Not one to wallow in self-pity for long, on the very same day of the rejection, they put their brains together to tackle a new problem—overnight charging.
They identified several issues related to charging, such as slow charging speed, tangled cables and fire hazards from long hours of charging overnight.
Third time’s the charm, as is said; they applied for Cradle funding in early 2016 and successfully received it in June, going on to make their dream a reality with Charby.
They set to work quickly, seeking market validation from phone retailers, identifying the problems related to overnight charging, and developing the prototype to suit all kinds of users.
It took a while for them to convince consumers this was a real problem, as many had their doubts—most believed the system already had an in-built system to cut off charge supply.
“The problem we are trying to solve is controversial. Some people are mistaken that the phone can cut off the power supply itself when in reality, it enters a ‘trickle charging’ phase, where the battery will drop and recharge itself again until the power source is removed.”
“Trickle charge not only maintains the battery at a high battery level, but can also lead to higher temperatures for your phone.”
“The elevated temperature and extreme battery level can deteriorate your battery over time. So even though the manufacturers try their best to cover these scenarios, this process inevitably lowers the battery capacity of your phone.”

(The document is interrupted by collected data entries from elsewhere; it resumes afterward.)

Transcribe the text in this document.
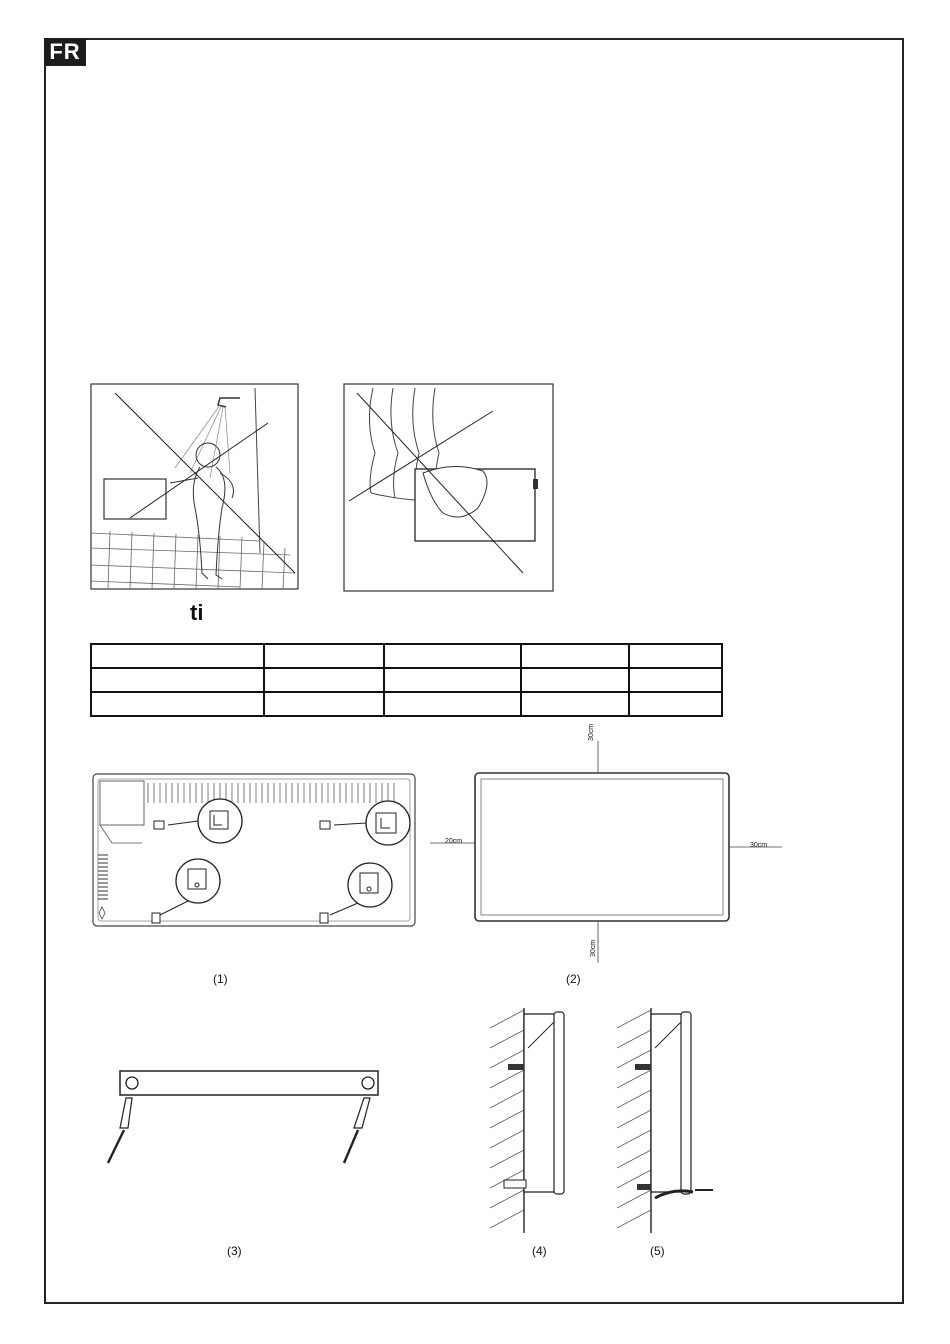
FR
ti

30cm
20cm
30cm
30cm
(1)	(2)
(3)	(4)	(5)
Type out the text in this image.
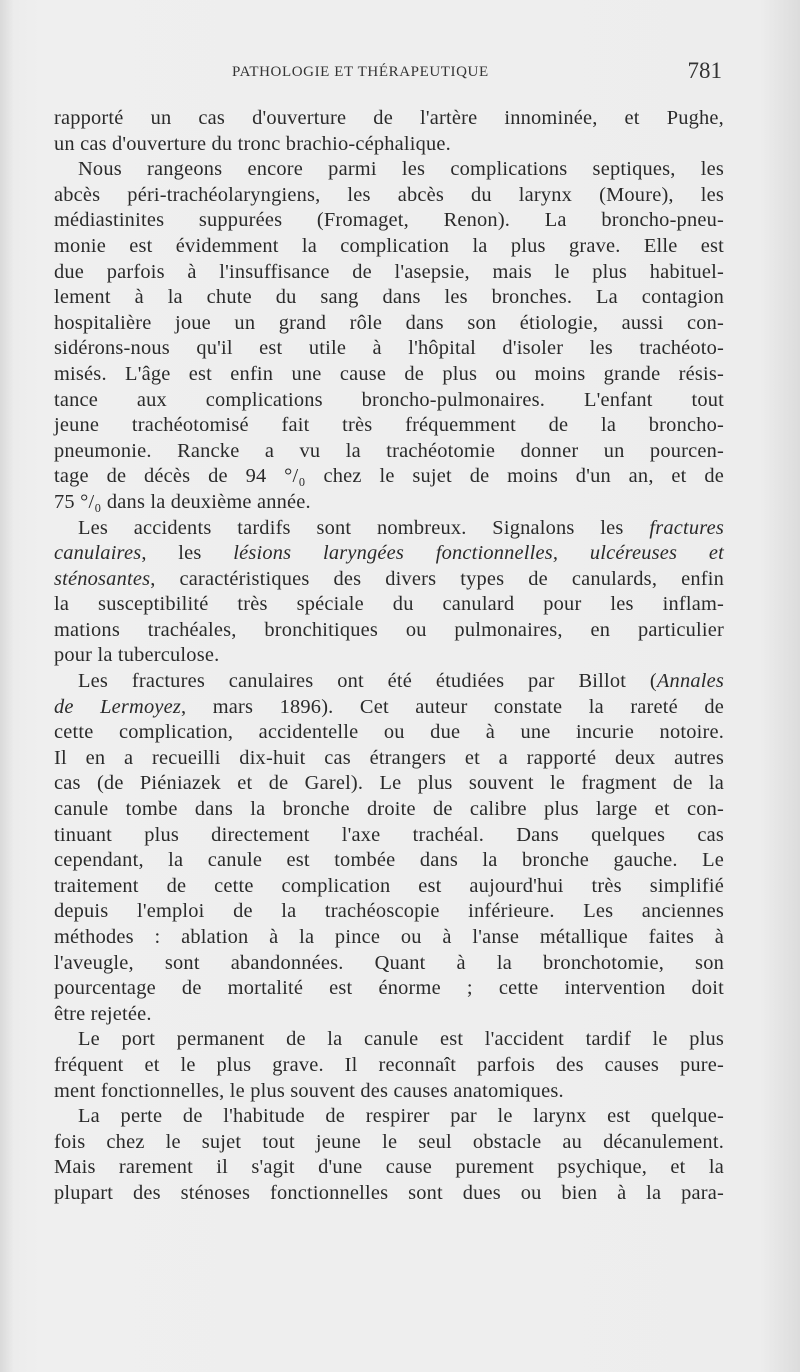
PATHOLOGIE ET THÉRAPEUTIQUE	781
rapporté un cas d'ouverture de l'artère innominée, et Pughe,
un cas d'ouverture du tronc brachio-céphalique.
Nous rangeons encore parmi les complications septiques, les
abcès péri-trachéolaryngiens, les abcès du larynx (Moure), les
médiastinites suppurées (Fromaget, Renon). La broncho-pneu-
monie est évidemment la complication la plus grave. Elle est
due parfois à l'insuffisance de l'asepsie, mais le plus habituel-
lement à la chute du sang dans les bronches. La contagion
hospitalière joue un grand rôle dans son étiologie, aussi con-
sidérons-nous qu'il est utile à l'hôpital d'isoler les trachéoto-
misés. L'âge est enfin une cause de plus ou moins grande résis-
tance aux complications broncho-pulmonaires. L'enfant tout
jeune trachéotomisé fait très fréquemment de la broncho-
pneumonie. Rancke a vu la trachéotomie donner un pourcen-
tage de décès de 94 °/₀ chez le sujet de moins d'un an, et de
75 °/₀ dans la deuxième année.
Les accidents tardifs sont nombreux. Signalons les fractures
canulaires, les lésions laryngées fonctionnelles, ulcéreuses et
sténosantes, caractéristiques des divers types de canulards, enfin
la susceptibilité très spéciale du canulard pour les inflam-
mations trachéales, bronchitiques ou pulmonaires, en particulier
pour la tuberculose.
Les fractures canulaires ont été étudiées par Billot (Annales
de Lermoyez, mars 1896). Cet auteur constate la rareté de
cette complication, accidentelle ou due à une incurie notoire.
Il en a recueilli dix-huit cas étrangers et a rapporté deux autres
cas (de Piéniazek et de Garel). Le plus souvent le fragment de la
canule tombe dans la bronche droite de calibre plus large et con-
tinuant plus directement l'axe trachéal. Dans quelques cas
cependant, la canule est tombée dans la bronche gauche. Le
traitement de cette complication est aujourd'hui très simplifié
depuis l'emploi de la trachéoscopie inférieure. Les anciennes
méthodes : ablation à la pince ou à l'anse métallique faites à
l'aveugle, sont abandonnées. Quant à la bronchotomie, son
pourcentage de mortalité est énorme ; cette intervention doit
être rejetée.
Le port permanent de la canule est l'accident tardif le plus
fréquent et le plus grave. Il reconnaît parfois des causes pure-
ment fonctionnelles, le plus souvent des causes anatomiques.
La perte de l'habitude de respirer par le larynx est quelque-
fois chez le sujet tout jeune le seul obstacle au décanulement.
Mais rarement il s'agit d'une cause purement psychique, et la
plupart des sténoses fonctionnelles sont dues ou bien à la para-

They developed two completed prototype products, Charby Sense and Charby Connect which cost them around RM100k.
This cost also involved their web domain application, outsourcing the design, and inventory purchase.
Charby Sense was launched on Indiegogo on December 5, 2017. According to the team, they reached 100% funding in 18 hours.
Designed to be an advanced cutoff cable, its key features includes extending battery life by preventing overcharging and optimising fast charging.
Among its many features, it’s also reinforced with Kevlar fibre, which means it can support a grown man’s weight.
“We took a long way to get what we wanted as we didn’t know how to leverage on resources in the early stage. The three of us had to learn how to do everything by ourselves, from logo and website design, accounting, app development, product and circuit design, to logistics.”
They already have around 15 satisfied beta testers and are expecting to deliver the product by February 2018.
They also plan to launch two more products alongside the Sense, namely Charby Connect and Charby Battery App.
The Charby Connect provides a battery monitoring system and the Battery App is a battery management app for users to optimise battery life and update themselves about battery health.
As part-time students, they consider themselves working full-time as they allocate over 40 hours for their startup per week.
“Each of us work more than 70 hours a week for more than a year now, so that we can cope with our master research studies and run this startup at the same time.”
It looks like they will mostly be leveraging from online and offline platforms alike, as they’ve already been approached by a few distributors from Malaysia.
They look forward to sharing their invention and solving this issue not just for Malaysians, but for users worldwide too.
Editor’s Note: This article has been edited to correct the Indiegogo launch date and to further clarify what the funding was used for. The title has been amended to reflect these changes.